5'9" 185lbs 5% body fat
I had one of those Dexa body fat scans done as part of a weightlifting study this summer. As it turns out the fattest part of my body is my head. This explains a lot.
Nutrition: A Basic Day 5:30 am whole grain bowl of cereal with a scoop of protien powder on top. Multi-vitamin pack & some fish oil tablets.
9:30am protien bar
post workout: small bar or some milk
1pm protien shake & some walnuts & fish oil
4:30 protien shake
7:30 large dinner mainly lots of meat 10-15 blocks worth, some salad, some nuts
Weekends a little less scheduled, less bars & shakes, more PB & J and more meat. Usually some ice cream on the weekend.

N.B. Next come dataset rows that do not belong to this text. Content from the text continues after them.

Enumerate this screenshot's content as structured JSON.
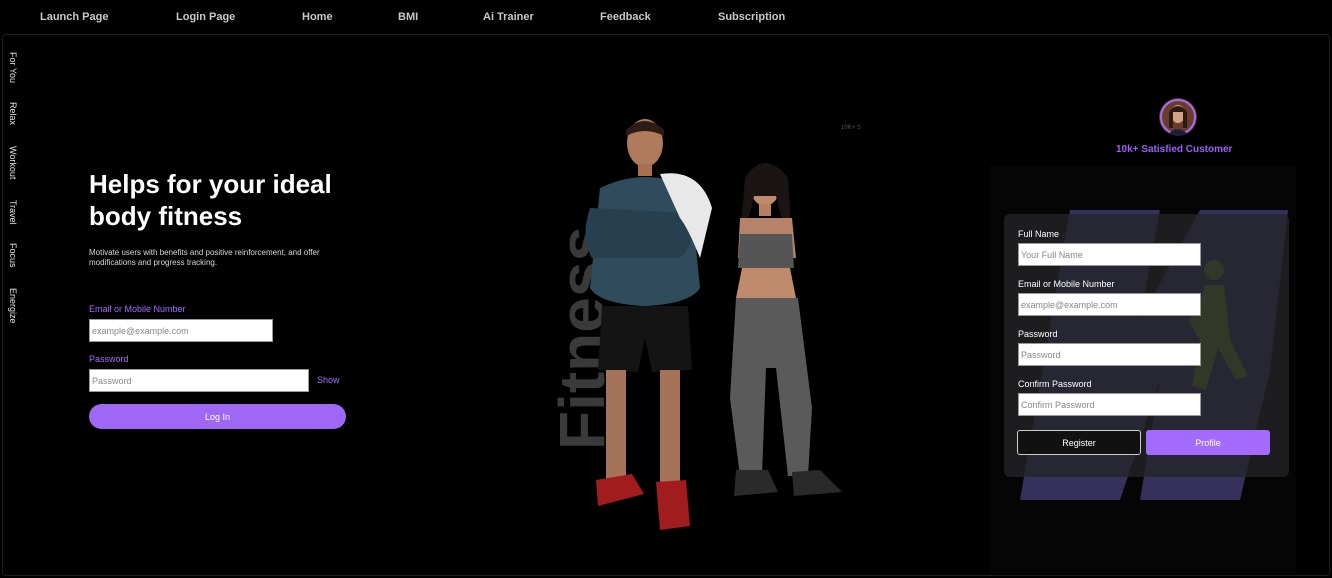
{
  "nav": {
    "items": [
      {
        "label": "Launch Page"
      },
      {
        "label": "Login Page"
      },
      {
        "label": "Home"
      },
      {
        "label": "BMI"
      },
      {
        "label": "Ai Trainer"
      },
      {
        "label": "Feedback"
      },
      {
        "label": "Subscription"
      }
    ]
  },
  "sidebar": {
    "items": [
      {
        "label": "For You"
      },
      {
        "label": "Relax"
      },
      {
        "label": "Workout"
      },
      {
        "label": "Travel"
      },
      {
        "label": "Focus"
      },
      {
        "label": "Energize"
      }
    ]
  },
  "hero": {
    "title": "Helps for your ideal body fitness",
    "description": "Motivate users with benefits and positive reinforcement, and offer modifications and progress tracking.",
    "watermark": "Fitness",
    "badge": "10K+ S"
  },
  "login": {
    "email_label": "Email or Mobile Number",
    "email_placeholder": "example@example.com",
    "password_label": "Password",
    "password_placeholder": "Password",
    "show_label": "Show",
    "button_label": "Log In"
  },
  "customers": {
    "text": "10k+ Satisfied Customer"
  },
  "register": {
    "fullname_label": "Full Name",
    "fullname_placeholder": "Your Full Name",
    "email_label": "Email or Mobile Number",
    "email_placeholder": "example@example.com",
    "password_label": "Password",
    "password_placeholder": "Password",
    "confirm_label": "Confirm Password",
    "confirm_placeholder": "Confirm Password",
    "register_button": "Register",
    "profile_button": "Profile"
  },
  "colors": {
    "accent": "#a46bff",
    "background": "#000000",
    "card": "#242428",
    "logo": "#3b3566"
  }
}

I'm pretty close to 40/30/30 overall but never in the Zone. But I figured the anger I felt from only eating 5 blocks of meat was worse for my health than the benefits of the Zone.
Workouts are tougher to describe: currently I'm doing about half of the workout posted on
mikesgym.com (just sticking to the sn & clean & jerk portions) followed by the WOD. I do this Monday thru Thursday & Sat. If the WOD is a rest day I do all of Burgener's workout + agility and sprint work.
If you go to
dragondoor.com I wrote an article on "
How I Trained For The Tactical Strength Challenge". This describes what my workouts were like pre-CrossFit and when I was not serious about Oly-lifting.
There really is no magic formula in my workouts. I'm not very physically gifted. The simple truth is I work my a** off at an intensity most guys can keep up for only a week or a month. I've been working out like this for 16 or so years.